Additionally, some cases are linked to dieting, sinus or respiratory infections, medical disorders and the use of some prescription medications.
In the vast majority of cases, the origin of bad breath is linked to an oral source. The chemical substances, which are responsible for causing the problem, are referred to as volatile sulphur compounds (VSCs).
Foods such as garlic are well known as being problematic in creating bad breath. They are absorbed into the blood stream and transferred to the lungs where they are eventually expelled.
Gum disease, properly known as periodontal disease has a warning sign linked to halitosis production. A film of bacteria causes the disease, this constantly builds up on the surface of our teeth.

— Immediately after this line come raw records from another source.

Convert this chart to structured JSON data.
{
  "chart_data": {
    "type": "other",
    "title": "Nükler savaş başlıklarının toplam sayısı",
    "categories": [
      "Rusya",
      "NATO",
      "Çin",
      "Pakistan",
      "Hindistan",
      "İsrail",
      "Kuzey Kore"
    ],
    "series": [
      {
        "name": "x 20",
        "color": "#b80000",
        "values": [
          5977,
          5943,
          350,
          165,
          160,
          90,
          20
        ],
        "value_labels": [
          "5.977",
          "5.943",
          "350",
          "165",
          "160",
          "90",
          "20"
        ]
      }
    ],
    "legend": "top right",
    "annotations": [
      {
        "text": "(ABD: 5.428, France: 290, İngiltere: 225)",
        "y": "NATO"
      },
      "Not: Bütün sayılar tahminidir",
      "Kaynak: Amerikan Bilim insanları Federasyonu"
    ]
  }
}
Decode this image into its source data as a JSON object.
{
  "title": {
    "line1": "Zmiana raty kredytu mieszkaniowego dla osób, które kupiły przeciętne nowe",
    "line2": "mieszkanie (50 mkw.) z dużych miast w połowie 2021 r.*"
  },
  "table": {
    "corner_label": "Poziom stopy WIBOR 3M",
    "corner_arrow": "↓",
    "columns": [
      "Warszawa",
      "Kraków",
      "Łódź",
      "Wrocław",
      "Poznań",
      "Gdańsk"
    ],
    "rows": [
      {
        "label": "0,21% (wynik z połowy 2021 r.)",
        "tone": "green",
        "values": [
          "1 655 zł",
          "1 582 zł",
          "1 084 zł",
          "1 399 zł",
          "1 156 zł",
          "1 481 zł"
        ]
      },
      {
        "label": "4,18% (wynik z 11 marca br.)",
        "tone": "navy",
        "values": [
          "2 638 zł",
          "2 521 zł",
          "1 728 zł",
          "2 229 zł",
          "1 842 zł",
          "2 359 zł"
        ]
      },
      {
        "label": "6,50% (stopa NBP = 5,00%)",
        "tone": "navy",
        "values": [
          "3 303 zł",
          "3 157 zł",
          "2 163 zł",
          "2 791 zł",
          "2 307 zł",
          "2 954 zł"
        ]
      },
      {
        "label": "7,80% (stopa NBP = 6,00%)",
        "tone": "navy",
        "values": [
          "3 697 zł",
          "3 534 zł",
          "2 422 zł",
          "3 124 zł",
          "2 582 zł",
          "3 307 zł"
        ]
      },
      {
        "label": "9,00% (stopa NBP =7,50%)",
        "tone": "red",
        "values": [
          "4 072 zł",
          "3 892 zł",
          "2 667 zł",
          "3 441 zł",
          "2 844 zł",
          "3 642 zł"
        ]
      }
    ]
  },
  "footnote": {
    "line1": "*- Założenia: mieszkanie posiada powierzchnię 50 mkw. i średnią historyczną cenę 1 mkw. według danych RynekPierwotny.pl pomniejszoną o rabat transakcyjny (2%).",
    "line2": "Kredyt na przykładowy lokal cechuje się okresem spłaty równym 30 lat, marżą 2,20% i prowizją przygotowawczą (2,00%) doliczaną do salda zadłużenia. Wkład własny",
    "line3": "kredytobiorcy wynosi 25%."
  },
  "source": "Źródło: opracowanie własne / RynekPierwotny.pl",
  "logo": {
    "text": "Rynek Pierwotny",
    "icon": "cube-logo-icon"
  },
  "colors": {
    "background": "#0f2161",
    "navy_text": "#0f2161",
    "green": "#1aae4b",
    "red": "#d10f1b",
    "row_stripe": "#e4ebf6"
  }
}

These bacteria produce toxins that damage the health of our gums. In the latter stages of the disease, the bone and related structures that support teeth become damaged. This can lead to the eventual loss of the affected teeth.
Dentures, (both full and partial) that are not cleaned properly and left out at night can also commonly harbour odour causing food particles and bacteria.
Dry mouth or xerostomia cases bad breath by decreasing the flow of saliva, which is necessary to cleanse the mouth naturally. This condition is often linked with a mouth breathing habit or the use of certain medications. It can be relieved by the use of sugar free sweets and gums, increasing fluid intake or prescribing artificial saliva.
All tobacco products induce bad breath, stain the teeth and reduce taste whilst irritating oral tissue.
What can be done to help? Regular dental reviews are imperative. Maintaining good oral hygiene is essential: brush at least twice a day (including your tongue) and use floss or interdental cleaning devices. If you are a smoker, reduce your total daily intake.
Regular scaling from your dentist or hygienist is important. Seek their advice on your oral hygiene routine.
Mouthwashes can be very helpful in combating bad breath; these are usually of the antimicrobial type.
A new approach to the problem is the use of alpha-ionone, found in tomatoes, now produced as a mouthwash and lozenges that help break down the odour causing volatile sulphur compounds.